Случилось чудо. Удивительное, как всякое чудо. Туфля захлопнулась и склеилась.
Скособочилась слегка, и темное пятно поселилось на ее коричневом боку. Но когда
обсохла, охладилась — можно было надеть. Другой обуви у меня с собой не было. И
как поведет себя эта завтра-послезавтра — неизвестно. Раиса напоила меня парным
молоком (с моим черным хлебом и сахаром). Сверху, с полатей, за мной наблюдали
свесившиеся головы ребятишек. Почему-то я не догадалась угостить их сахаром.
Мне до сих пор стыдно. Но в тот момент я от ошаления
не задумалась, что в этой дальней деревне сложно с «городскими» продуктами, в
том числе и со сластями. Позже вспомнилось «Путешествие из Петербурга в Москву»
Радищева…
Ближе к середине дня пришел Антон проводить меня в
библиотеку, где мне предстояло работать, а скорее всего, и жить в этой
командировке. Идти было неблизко — деревня растянулась вдоль реки и каких-то
оврагов. По пути встречались большие и по осени не просыхающие лужи-озера.

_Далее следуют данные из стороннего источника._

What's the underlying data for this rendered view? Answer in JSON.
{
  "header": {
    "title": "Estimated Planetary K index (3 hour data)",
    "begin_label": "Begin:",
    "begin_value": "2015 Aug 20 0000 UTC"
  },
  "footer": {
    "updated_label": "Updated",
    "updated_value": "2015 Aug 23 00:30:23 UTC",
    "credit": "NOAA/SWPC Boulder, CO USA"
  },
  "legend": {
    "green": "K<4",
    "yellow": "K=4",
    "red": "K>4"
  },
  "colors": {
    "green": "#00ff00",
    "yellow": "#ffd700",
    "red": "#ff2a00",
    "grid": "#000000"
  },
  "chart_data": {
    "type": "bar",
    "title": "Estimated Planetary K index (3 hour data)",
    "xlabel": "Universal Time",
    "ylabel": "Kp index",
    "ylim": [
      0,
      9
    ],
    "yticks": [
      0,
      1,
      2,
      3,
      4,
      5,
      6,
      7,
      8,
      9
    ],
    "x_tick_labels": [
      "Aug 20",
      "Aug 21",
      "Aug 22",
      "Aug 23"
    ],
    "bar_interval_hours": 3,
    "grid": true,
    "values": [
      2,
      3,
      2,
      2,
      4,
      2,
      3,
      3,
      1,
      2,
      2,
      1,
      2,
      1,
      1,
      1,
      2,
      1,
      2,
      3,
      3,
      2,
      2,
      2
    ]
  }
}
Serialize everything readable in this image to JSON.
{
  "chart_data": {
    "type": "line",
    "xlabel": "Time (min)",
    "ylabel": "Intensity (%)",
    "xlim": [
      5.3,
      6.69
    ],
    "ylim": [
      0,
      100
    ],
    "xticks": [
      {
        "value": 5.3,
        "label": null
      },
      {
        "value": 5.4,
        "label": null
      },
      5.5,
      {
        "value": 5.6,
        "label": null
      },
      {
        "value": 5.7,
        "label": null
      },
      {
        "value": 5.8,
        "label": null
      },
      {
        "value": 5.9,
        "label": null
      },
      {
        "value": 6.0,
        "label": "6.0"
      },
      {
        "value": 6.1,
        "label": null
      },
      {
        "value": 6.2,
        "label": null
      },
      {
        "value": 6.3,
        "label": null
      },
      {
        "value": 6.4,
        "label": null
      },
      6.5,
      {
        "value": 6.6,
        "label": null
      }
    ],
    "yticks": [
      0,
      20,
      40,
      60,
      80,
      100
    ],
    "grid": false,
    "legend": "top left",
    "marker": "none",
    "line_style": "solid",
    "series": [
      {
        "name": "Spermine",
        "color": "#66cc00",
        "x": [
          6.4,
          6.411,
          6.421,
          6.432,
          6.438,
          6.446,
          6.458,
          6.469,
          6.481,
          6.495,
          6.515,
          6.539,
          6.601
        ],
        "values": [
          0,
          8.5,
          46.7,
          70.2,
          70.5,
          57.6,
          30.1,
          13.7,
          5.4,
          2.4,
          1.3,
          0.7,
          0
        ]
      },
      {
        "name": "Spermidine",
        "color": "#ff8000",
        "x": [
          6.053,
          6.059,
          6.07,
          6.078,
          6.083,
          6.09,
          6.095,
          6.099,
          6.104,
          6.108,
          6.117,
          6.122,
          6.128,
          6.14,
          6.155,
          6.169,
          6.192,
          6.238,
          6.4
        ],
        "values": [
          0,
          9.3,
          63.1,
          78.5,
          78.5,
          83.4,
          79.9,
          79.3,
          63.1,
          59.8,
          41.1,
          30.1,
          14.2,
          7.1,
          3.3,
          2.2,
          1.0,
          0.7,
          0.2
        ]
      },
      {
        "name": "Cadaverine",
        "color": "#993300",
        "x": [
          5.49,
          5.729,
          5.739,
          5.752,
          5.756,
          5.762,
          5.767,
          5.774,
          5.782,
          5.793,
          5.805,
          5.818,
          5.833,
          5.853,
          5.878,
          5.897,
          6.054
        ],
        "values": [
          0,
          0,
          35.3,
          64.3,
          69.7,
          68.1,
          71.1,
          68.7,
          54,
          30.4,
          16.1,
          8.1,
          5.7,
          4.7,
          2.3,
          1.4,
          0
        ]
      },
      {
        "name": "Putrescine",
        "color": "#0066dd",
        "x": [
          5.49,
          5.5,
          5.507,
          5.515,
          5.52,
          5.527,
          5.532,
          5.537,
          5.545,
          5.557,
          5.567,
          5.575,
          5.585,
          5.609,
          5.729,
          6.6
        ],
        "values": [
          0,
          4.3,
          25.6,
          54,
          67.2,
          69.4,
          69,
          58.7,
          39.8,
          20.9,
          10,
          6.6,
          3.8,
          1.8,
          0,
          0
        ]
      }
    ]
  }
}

Раза
два Антон переносил меня через эти озера на руках. Он шагал по краю, чтобы не
зачерпнуть сапогом. Я была худенькая, легкая, чужая, небось Раису так не
понесешь. Впрочем, все было недолго и совершенно невинно. Мы только хохотали
без всякой щекотки. Нас никто не видел.
Библиотека оказалась довольно большой избой на две половины:
в одной — аккуратненькие стеллажи, другая — жилая. Пока у семьи были хлопоты,
на улице постепенно теплело и вроде бы во второй половине дня стало посуше. Я
решилась идти искать почту. Надо было всего только немного спуститься к реке.
Туфли держали нормально.
Почта оказалась устроена как библиотека, только поменьше:
впереди — казенная часть, а дальше, за стеной, — жилье для почтаря. Я сказала
старому почтарю, что я приезжая из района и что мне хотелось бы отправить
телеграмму. Почтарь объяснил, что из Андреева нет сухопутной дороги в город и
другие населенные пункты. Только по реке. По воде, а зимой — по льду. Сейчас
постоянной почтовой связи нет. Река вот-вот замерзнет. Никакие почтовые
отправления доставить нельзя. Если что срочное — можно попробовать позвонить по
местному телефону куда-то — я забыла — какому-то директору или соседнему
председателю, у него есть современная связь — и попросить его передать. Но
здесь, на почте, плохая связь, и это не всегда удается. Вот в углу телефон. Я
оглянулась. За моей спиной висел какой-то огромный неуклюжий аппарат. Кажется,
я видела такой в фильме «Чапаев». Я отступилась. Если б даже упросила
дозвониться Ире, а как же передать деньги? Впрочем, почтарю я свои соображения
не сообщала.
Потом я отправилась дальше на разведку — искать магазин.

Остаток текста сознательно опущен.